Pour les propriétaires bailleurs : Si vous êtes propriétaire d'un appartement que vous louez, et que votre locataire installe une véranda sans autorisation, vous êtes responsable en tant que propriétaire. Vous pourriez être assigné par le syndicat des copropriétaires ou par un autre copropriétaire. Il est donc essentiel de rappeler à vos locataires les restrictions du règlement de copropriété et de vérifier régulièrement l'état des lieux. undefined, j'ai rencontré des dossiers où un locataire avait transformé un balcon en véranda sans que le propriétaire ne le sache, ce qui a entraîné des frais de procédure et une ordonnance de démolition à la charge du propriétaire.
Pour les acquéreurs : Avant d'acheter un appartement, vérifiez le règlement de copropriété et l'état des parties communes. Si un balcon est fermé par une véranda, assurez-vous que cette construction a été autorisée par l'assemblée générale.
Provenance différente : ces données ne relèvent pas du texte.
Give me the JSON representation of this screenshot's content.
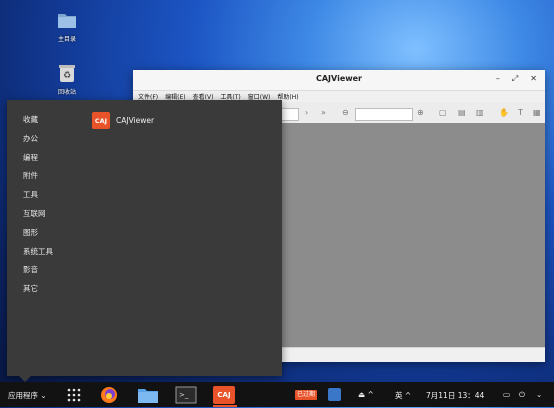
{
  "desktop": {
    "icons": [
      {
        "label": "主目录",
        "icon": "folder-icon"
      },
      {
        "label": "回收站",
        "icon": "trash-icon"
      }
    ]
  },
  "window": {
    "title": "CAJViewer",
    "controls": [
      "–",
      "⤢",
      "✕"
    ],
    "menu": [
      "文件(F)",
      "编辑(E)",
      "查看(V)",
      "工具(T)",
      "窗口(W)",
      "帮助(H)"
    ]
  },
  "app_menu": {
    "categories": [
      "收藏",
      "办公",
      "编程",
      "附件",
      "工具",
      "互联网",
      "图形",
      "系统工具",
      "影音",
      "其它"
    ],
    "apps": [
      {
        "name": "CAJViewer",
        "logo_text": "CAJ"
      }
    ]
  },
  "taskbar": {
    "start_label": "应用程序",
    "dock": [
      "apps-grid",
      "firefox",
      "file-manager",
      "terminal",
      "cajviewer"
    ],
    "dock_active": "cajviewer",
    "tray_badge": "已过期",
    "ime": "英",
    "clock": "7月11日 13：44",
    "colors": {
      "bg": "#121212",
      "accent": "#e8532a",
      "badge": "#e8532a"
    }
  }
}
Sinon, vous pourriez être contraint de la démolir à vos frais après l'achat. Un exemple concret : un acquéreur à Villeurbanne a acheté un appartement avec une véranda sur le balcon, pensant bénéficier d'une pièce supplémentaire. Le syndic a ensuite exigé la démolition, et l'acquéreur a dû payer 15 000 € de travaux et 3 000 € de frais d'avocat.
Pour les professionnels de l'immobilier : agents immobiliers, notaires, gestionnaires de copropriété, soyez vigilants lors des visites et des diagnostics. Signalez toute construction suspecte. Un défaut d'information peut engager votre responsabilité.
Quatre conseils pour éviter ce type de litige
- Consultez le règlement de copropriété avant tout projet : Avant d'installer une véranda, une pergola ou même un store, vérifiez dans le règlement de copropriété si le balcon est une partie commune et s'il y a des restrictions. Si le règlement interdit toute construction, abstenez-vous. Si vous avez un doute, demandez l'avis du syndic ou d'un avocat.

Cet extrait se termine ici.